Call it a retail apocalypse or a brick-and-mortar breakdown; it’s clear there is a seismic shift happening in retail right now. Once steadfast department stores and high-profile retail chains are announcing massive store closures and bankruptcies, while billions of dollars in sales are moving from in store to online. Consider this: the NRF reported that online sales in 2017 will grow three times faster than the retail industry (a growth rate not seen since 2013). While it’s clear this evolving retail climate is creating issues for some, many are successfully shifting their strategy in order to meet the needs of consumers; this includes establishing relaxed return policies to remain competitive and, beyond that, implementing ongoing programs to effectively deal with those returns.
It can cost double the amount for an item to be returned and processed than it does to sell it (this is due to extra costs associated with receiving, assessing, re-boxing, restocking, reselling returned products, shipping the product back to a warehouse, handling it, storing it, etc.). In most cases it’s more efficient/cost effective to limit the logistics of the merchandise and slate it for liquidation. Here’s where having a strategic, ongoing, and recovery-generating liquidation program can make a big difference. Some of today’s biggest retailers, including the world’s largest retailer and the world’s largest e-retailer, have implemented technology-based liquidation programs into their overall business strategy, enabling them to consistently recover more money for their returned (or excess) merchandise.
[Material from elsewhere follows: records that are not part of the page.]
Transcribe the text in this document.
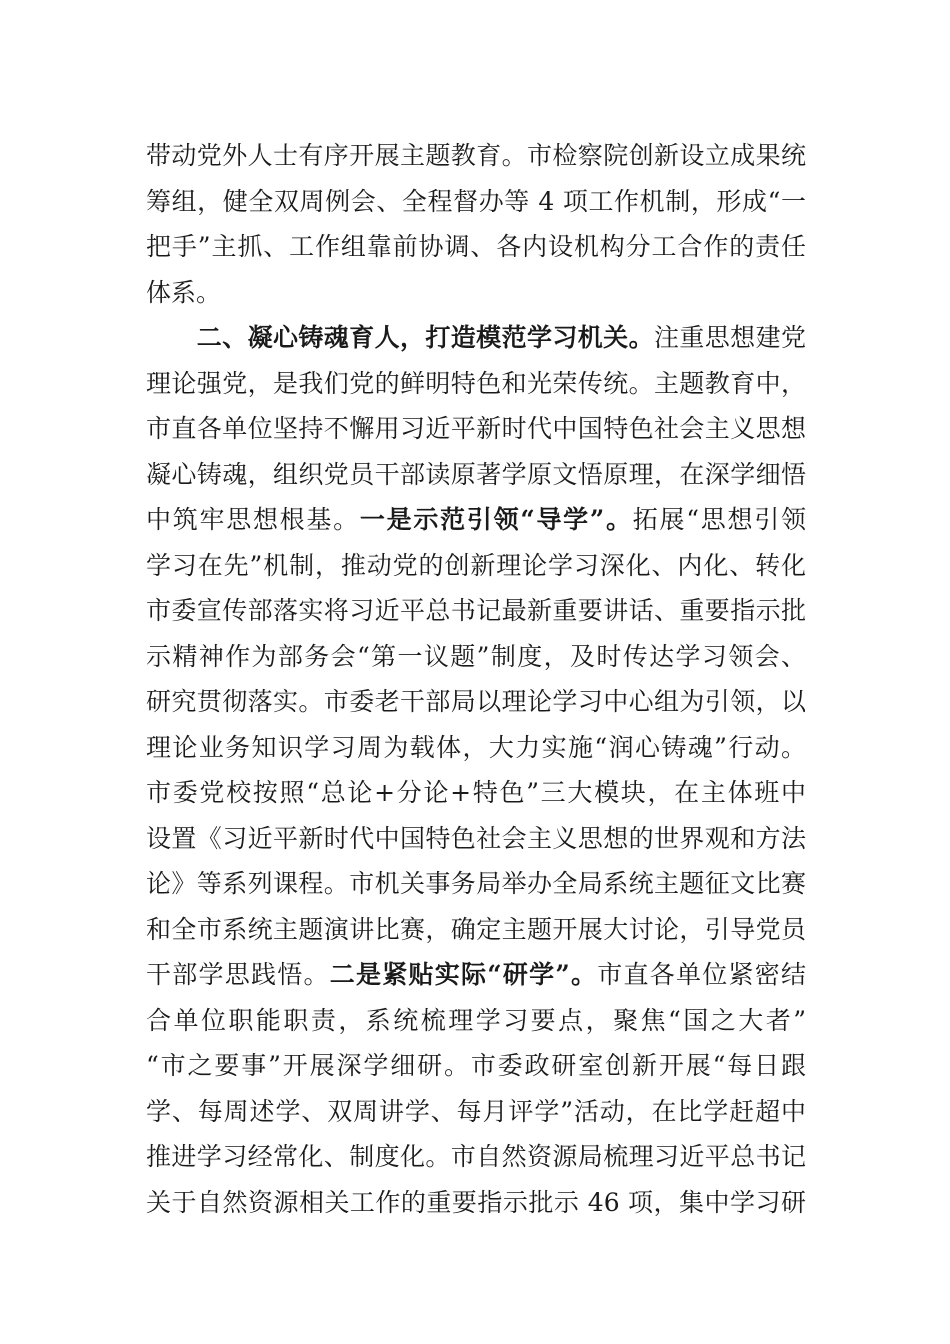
带动党外人士有序开展主题教育。市检察院创新设立成果统
筹组，健全双周例会、全程督办等 4 项工作机制，形成“一
把手”主抓、工作组靠前协调、各内设机构分工合作的责任
体系。
　　二、凝心铸魂育人，打造模范学习机关。注重思想建党
理论强党，是我们党的鲜明特色和光荣传统。主题教育中，
市直各单位坚持不懈用习近平新时代中国特色社会主义思想
凝心铸魂，组织党员干部读原著学原文悟原理，在深学细悟
中筑牢思想根基。一是示范引领“导学”。拓展“思想引领
学习在先”机制，推动党的创新理论学习深化、内化、转化
市委宣传部落实将习近平总书记最新重要讲话、重要指示批
示精神作为部务会“第一议题”制度，及时传达学习领会、
研究贯彻落实。市委老干部局以理论学习中心组为引领，以
理论业务知识学习周为载体，大力实施“润心铸魂”行动。
市委党校按照“总论+分论+特色”三大模块，在主体班中
设置《习近平新时代中国特色社会主义思想的世界观和方法
论》等系列课程。市机关事务局举办全局系统主题征文比赛
和全市系统主题演讲比赛，确定主题开展大讨论，引导党员
干部学思践悟。二是紧贴实际“研学”。市直各单位紧密结
合单位职能职责，系统梳理学习要点，聚焦“国之大者”
“市之要事”开展深学细研。市委政研室创新开展“每日跟
学、每周述学、双周讲学、每月评学”活动，在比学赶超中
推进学习经常化、制度化。市自然资源局梳理习近平总书记
关于自然资源相关工作的重要指示批示 46 项，集中学习研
In a recent Chain Store Age article B-Stock’s CEO, Howard Rosenberg, made the case for strategic liquidation planning and, why investing in it, is like raising the price on a product. According to Rosenberg: “Any increase in prices you can achieve on liquidation volume falls 100% to the bottom line. If you do the math on your company’s liquidation volume and assume a 20%-80% improvement in liquidation pricing, you will see that the impact on operating and net profit can be quite meaningful.”